Besides all the relationship drama, I enjoyed Ms. Gould’s use of the competitive spelling bees as a metaphor that represented the young peoples’ struggles with immaturity and growth of character in the present stages of their lives. During their school years, it was for the most part a friendly form of competition–a setting up of standards. But there also existed a rivalry between them that could turn on a dime and become destructive if allowed. Both of them were wordsmiths with a love of learning; something beautiful could come of it, or it could become a stumbling block. Much of the consequences depended on how they handled their pride. Would selfishness grow out of it, or selflessness?
The third thing I enjoyed about this book are the details the author uses to describe the introduction of triplets into the Miller household.
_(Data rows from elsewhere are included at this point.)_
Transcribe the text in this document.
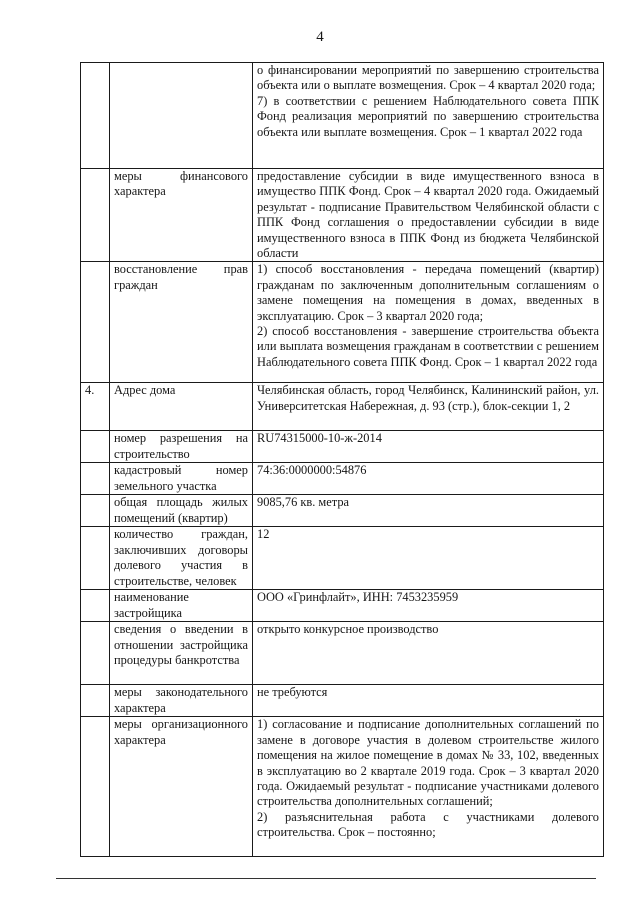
4

		о финансировании мероприятий по завершению строительства объекта или о выплате возмещения. Срок – 4 квартал 2020 года;
7) в соответствии с решением Наблюдательного совета ППК Фонд реализация мероприятий по завершению строительства объекта или выплате возмещения. Срок – 1 квартал 2022 года

	меры финансового характера	предоставление субсидии в виде имущественного взноса в имущество ППК Фонд. Срок – 4 квартал 2020 года. Ожидаемый результат - подписание Правительством Челябинской области с ППК Фонд соглашения о предоставлении субсидии в виде имущественного взноса в ППК Фонд из бюджета Челябинской области

	восстановление прав граждан	1) способ восстановления - передача помещений (квартир) гражданам по заключенным дополнительным соглашениям о замене помещения на помещения в домах, введенных в эксплуатацию. Срок – 3 квартал 2020 года;
2) способ восстановления - завершение строительства объекта или выплата возмещения гражданам в соответствии с решением Наблюдательного совета ППК Фонд. Срок – 1 квартал 2022 года

4.	Адрес дома	Челябинская область, город Челябинск, Калининский район, ул. Университетская Набережная, д. 93 (стр.), блок-секции 1, 2

	номер разрешения на строительство	RU74315000-10-ж-2014

	кадастровый номер земельного участка	74:36:0000000:54876

	общая площадь жилых помещений (квартир)	9085,76 кв. метра

	количество граждан, заключивших договоры долевого участия в строительстве, человек	12

	наименование застройщика	ООО «Гринфлайт», ИНН: 7453235959

	сведения о введении в отношении застройщика процедуры банкротства	открыто конкурсное производство

	меры законодательного характера	не требуются

	меры организационного характера	1) согласование и подписание дополнительных соглашений по замене в договоре участия в долевом строительстве жилого помещения на жилое помещение в домах № 33, 102, введенных в эксплуатацию во 2 квартале 2019 года. Срок – 3 квартал 2020 года. Ожидаемый результат - подписание участниками долевого строительства дополнительных соглашений;
2) разъяснительная работа с участниками долевого строительства. Срок – постоянно;
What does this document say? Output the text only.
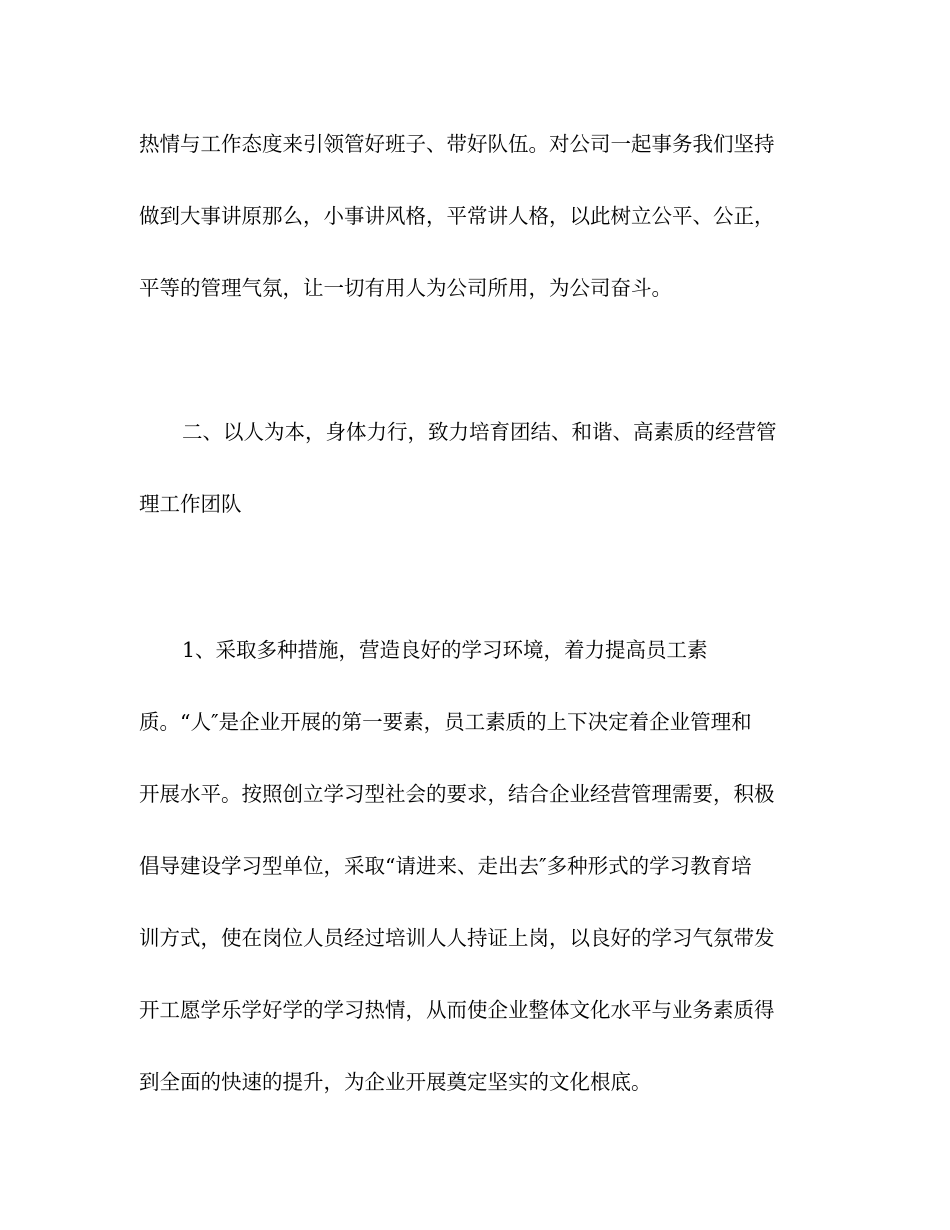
热情与工作态度来引领管好班子、带好队伍。对公司一起事务我们坚持
做到大事讲原那么，小事讲风格，平常讲人格，以此树立公平、公正，
平等的管理气氛，让一切有用人为公司所用，为公司奋斗。
二、以人为本，身体力行，致力培育团结、和谐、高素质的经营管
理工作团队
1、采取多种措施，营造良好的学习环境，着力提高员工素
质。“人″是企业开展的第一要素，员工素质的上下决定着企业管理和
开展水平。按照创立学习型社会的要求，结合企业经营管理需要，积极
倡导建设学习型单位，采取“请进来、走出去″多种形式的学习教育培
训方式，使在岗位人员经过培训人人持证上岗，以良好的学习气氛带发
开工愿学乐学好学的学习热情，从而使企业整体文化水平与业务素质得
到全面的快速的提升，为企业开展奠定坚实的文化根底。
The situation with preemies in a Plain household was intriguing, amazing and heart-warming. I was right there walking the halls in the middle of the night with Hope, Bea, Cate, Nan and Bob. I could feel the frustrations and the rewards of caring for such precious little ones. It brought back memories of my daughter when she had colic for nearly three months. It was unsettling, but still generates warm feelings when I think back.
The author created some heart-rending conflict, but the final resolution is satisfying to read. In fact, I read it over at least three times. It was one of the loveliest scenes I’ve ever read. If you enjoy Amish romances, you don’t want to miss this one.
Disclosure of Material Connection: I received a complimentary review copy of this book from Bethany House Publisher’s Blogger Review Program. I was not required to write a positive review. The opinions I have expressed are my own. I am disclosing this in accordance with the Federal Trade Commission’s 16 CFR, Part 255: “Guides Concerning the Use of Endorsements and Testimonials in Advertising.”